如何将每行的"价格"值与接下来的 2 行进行比较?我想为每一行运行一个函数:如果当前价格在接下来的 2 小时内的任何时间较低,我想将">最低价"分配给当前行的"操作"列。如果当前价格高于接下来的 2 小时,则分配">最高价"。如果当前价格不是所有 3 小时比较中最高或最低的价格,请分配"保持"。
那么,我怎样才能从每一行中获取价格,并将其与熊猫的以下 2 行进行比较呢?数据帧如下所示:
data.head()
Date Time Price Month Hour Action
0 2018-01-01 0 2633 January 1 NaN
1 2018-01-01 1 2643 January 2 NaN
2 2018-01-01 2 2610 January 3 NaN
3 2018-01-01 3 2470 January 4 NaN
4 2018-01-01 4 2474 January 5 NaN
在这种情况下,所需的输出如下所示:
data.head()
Date Time Price Month Hour Action
0 2018-01-01 0 2633 January 1 Hold
1 2018-01-01 1 2643 January 2 High
2 2018-01-01 2 2610 January 3 High
3 2018-01-01 3 2470 January 4 Low
4 2018-01-01 4 2474 January 5 Hold
谢谢。
编辑:可能可以很容易地完成 for 循环,但我相信熊猫有一些更好的方法来做到这一点
您可以使用函数 data['Price'].shift(-1)
获取当前行中的下一个价格,data['Price'].shift(-2)
在当前行中提前 2 个周期获取价格。

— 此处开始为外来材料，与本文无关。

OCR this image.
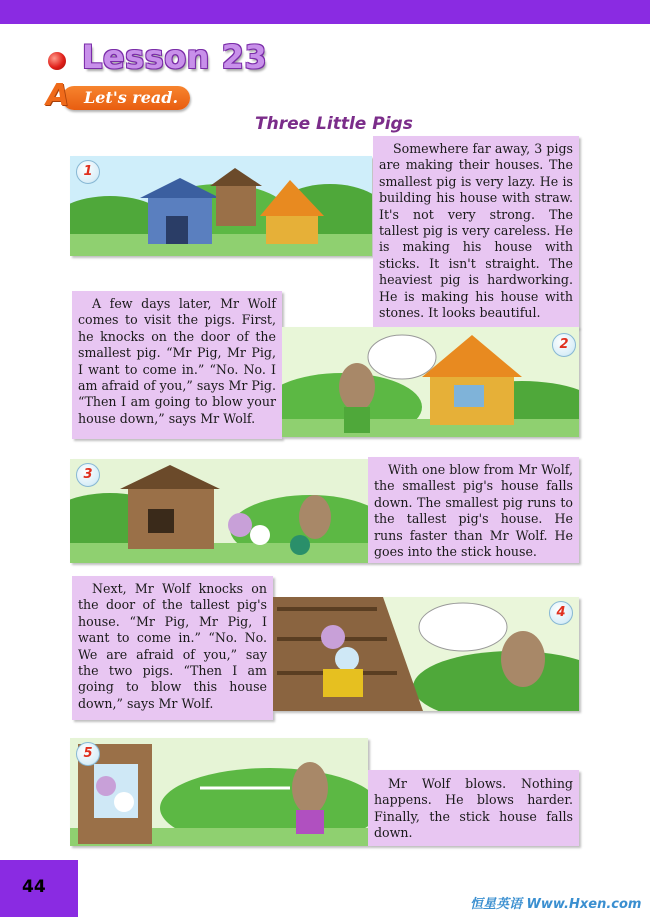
Lesson 23
A Let's read.
Three Little Pigs
1

Somewhere far away, 3 pigs are making their houses. The smallest pig is very lazy. He is building his house with straw. It's not very strong. The tallest pig is very careless. He is making his house with sticks. It isn't straight. The heaviest pig is hardworking. He is making his house with stones. It looks beautiful.

A few days later, Mr Wolf comes to visit the pigs. First, he knocks on the door of the smallest pig. “Mr Pig, Mr Pig, I want to come in.” “No. No. I am afraid of you,” says Mr Pig. “Then I am going to blow your house down,” says Mr Wolf.

2
3	With one blow from Mr Wolf, the smallest pig's house falls down. The smallest pig runs to the tallest pig's house. He runs faster than Mr Wolf. He goes into the stick house.

Next, Mr Wolf knocks on the door of the tallest pig's house. “Mr Pig, Mr Pig, I want to come in.” “No. No. We are afraid of you,” say the two pigs. “Then I am going to blow this house down,” says Mr Wolf.

4
5

Mr Wolf blows. Nothing happens. He blows harder. Finally, the stick house falls down.

44
恒星英语 Www.Hxen.com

接下来,您可以使用切片选择接下来两行高于或低于当前价格的行,并用所需的值填充它。
请参阅下面的操作方法:
# Check if the current price is lower than the next 2 rows and assign to the column 'Action' the value 'Low' if this is true
data.loc[(data['Price'].shift(-2)> data['Price']) & (data['Price'].shift(-1) > data['Price']), 'Action'] = 'Low'
# Check if the current price is higher than the next 2 rows and assign to the column 'Action' the value 'High' if this is true
data.loc[(data['Price'].shift(-2)< data['Price']) & (data['Price'].shift(-1) < data['Price']), 'Action'] = 'High'
# fill the rest of the rows with the value Hold
data['Action'] = data['Action'].fillna('Hold')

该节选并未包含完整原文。